Si la guerre se poursuit, c’est ce qui inquiète Tatiana, venue dans un petit local aménagé par la fondation privée Un grand cœur pour les enfants. Elle vient y chercher des vêtements et jouets pour ses deux fils, âgés de 3 et 7 ans. Or, pour pouvoir payer un loyer, il va falloir travailler. Jusqu’ici, impossible de bouger du domicile. Son fils aîné a suivi l’école ukrainienne à distance – comme partout en Ukraine. Son cadet vient tout juste de trouver une place à l’école maternelle, libérée par le retour au pays d’une autre famille. « Il y a du travail de nuit, mais je n’ai pas de solution de garde », ajoute Tatiana, qui cherche un emploi dans la logistique. La rentrée prochaine pourrait poser d’énormes défis d’organisation au système éducatif polonais. À Rzeszow, un millier d’enfants ukrainiens allaient jusqu’à maintenant à l’école. Alors que la situation s’enlise de l’autre côté de la frontière, la mairie juge possible l’augmentation des demandes d’inscription pour septembre. Cela nécessitera de pousser les murs pour créer des classes d’accueil spécifiques, mais aussi de recruter du personnel bilingue. « C’est la principale inquiétude des collectivités », reconnaît Marzena Kleczek-Krawiec, la directrice de la communication de la ville.
Dans le cas d’Anna, le problème se pose autrement. Installée à Bratkowice, une commune rurale, cette Ukrainienne originaire de Rivne (nord-ouest de l’Ukraine) occupe une petite maison avec ses deux filles et son fils. Elle a trouvé un travail chez un négociant de fruits et légumes surgelés à 10 kilomètres de cette maison, de 6 heures à 15 heures. C’est ce qui lui a permis, jusqu’ici, de se payer à manger. Le cadre, en lisière d’un bois et d’un champ, est certes bucolique. Mais l’école maternelle pour le petit de 5 ans se trouve trop loin. L’accompagner à l’école en bus ? Trop compliqué et trop cher pour le moment. L’aînée, âgée de 21 ans, travaille dans une pizzeria. La cadette de 15 ans reste à la maison pour garder le petit frère. Suivant ses cours d’ukrainien à distance, elle n’apprend pas encore le polonais. La mère s’agace de toutes ces questions qu’on lui pose sur les moyens dont elle dispose pour vivre, ses plans pour la suite. Car rien n’est clair. C’est Valentina, une proche, qui l’a aidée à se loger ici, qui explique sa situation. « Elle veut déménager pour se rapprocher d’une école, mais elle ne sait pas comment s’y prendre. » Tout serait alors à recommencer : trouver un logement, un travail…

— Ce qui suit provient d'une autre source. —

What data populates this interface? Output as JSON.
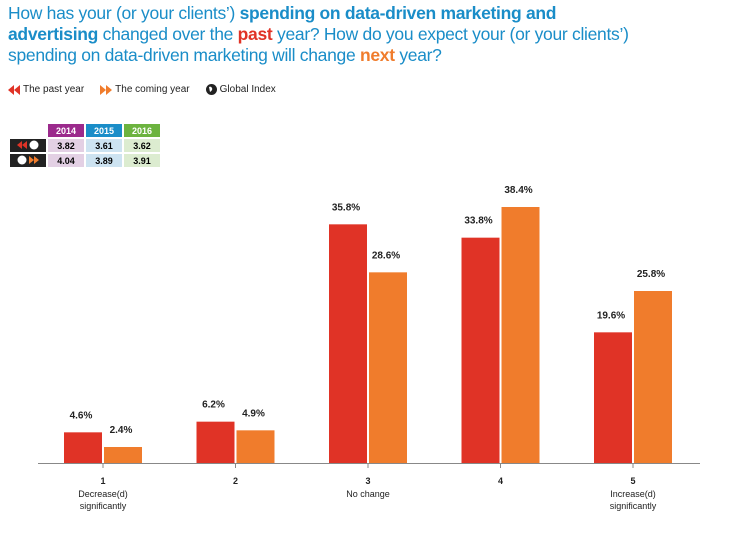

Avec seulement 3 % de chômage, la Pologne ressemble à un eldorado de l’emploi. Mais les petits boulots proposés aux Ukrainiennes, qui maîtrisent mal le polonais ou l’anglais, ou n’ont pas une compétence particulière et recherchée, ne suffisent guère pour vivre. Fixé à 2 363 zlotys (515 euros) par mois pour un emploi à temps plein, le salaire net minimum dépasse à peine le montant des loyers à Krosno, qui avoisinent parfois 1 800 voire 2 000 zlotys (435 euros). Par le jeu des devises, les éventuelles économies des familles risquent de fondre comme neige au soleil : 1 zloty vaut 6,88 hryv-nias. En Pologne, les prix ont augmenté de 13,9 % depuis un an, selon les données officielles de mai 2022. Les places en crèche, rares, coûtent cher. L’école maternelle, elle aussi, est payante. Olga, réfugiée venant d’une ville proche de Kiev, paie par exemple 200 zlotys par mois (44 euros) pour son fils. En Pologne, ce sont aussi les familles qui achètent les livres scolaires. Les mères peuvent toutefois recevoir 500 zlotys (109 euros) par enfant, au titre de la politique nataliste du gouvernement conservateur mise en place en 2016. Insuffisant, selon Jadwiga Jagielo, présidente de la fondation Un grand cœur pour les enfants. Mobilisée dès le début du conflit, son institution reçoit une trentaine de familles ukrainiennes. À l’origine, elle œuvre au soutien des familles d’accueil polonaises en organisant des ateliers éducatifs et des consultations psychologiques pour les enfants. « Je suis très inquiète de ce qui va se passer à partir de juillet, quand les aides prendront fin. »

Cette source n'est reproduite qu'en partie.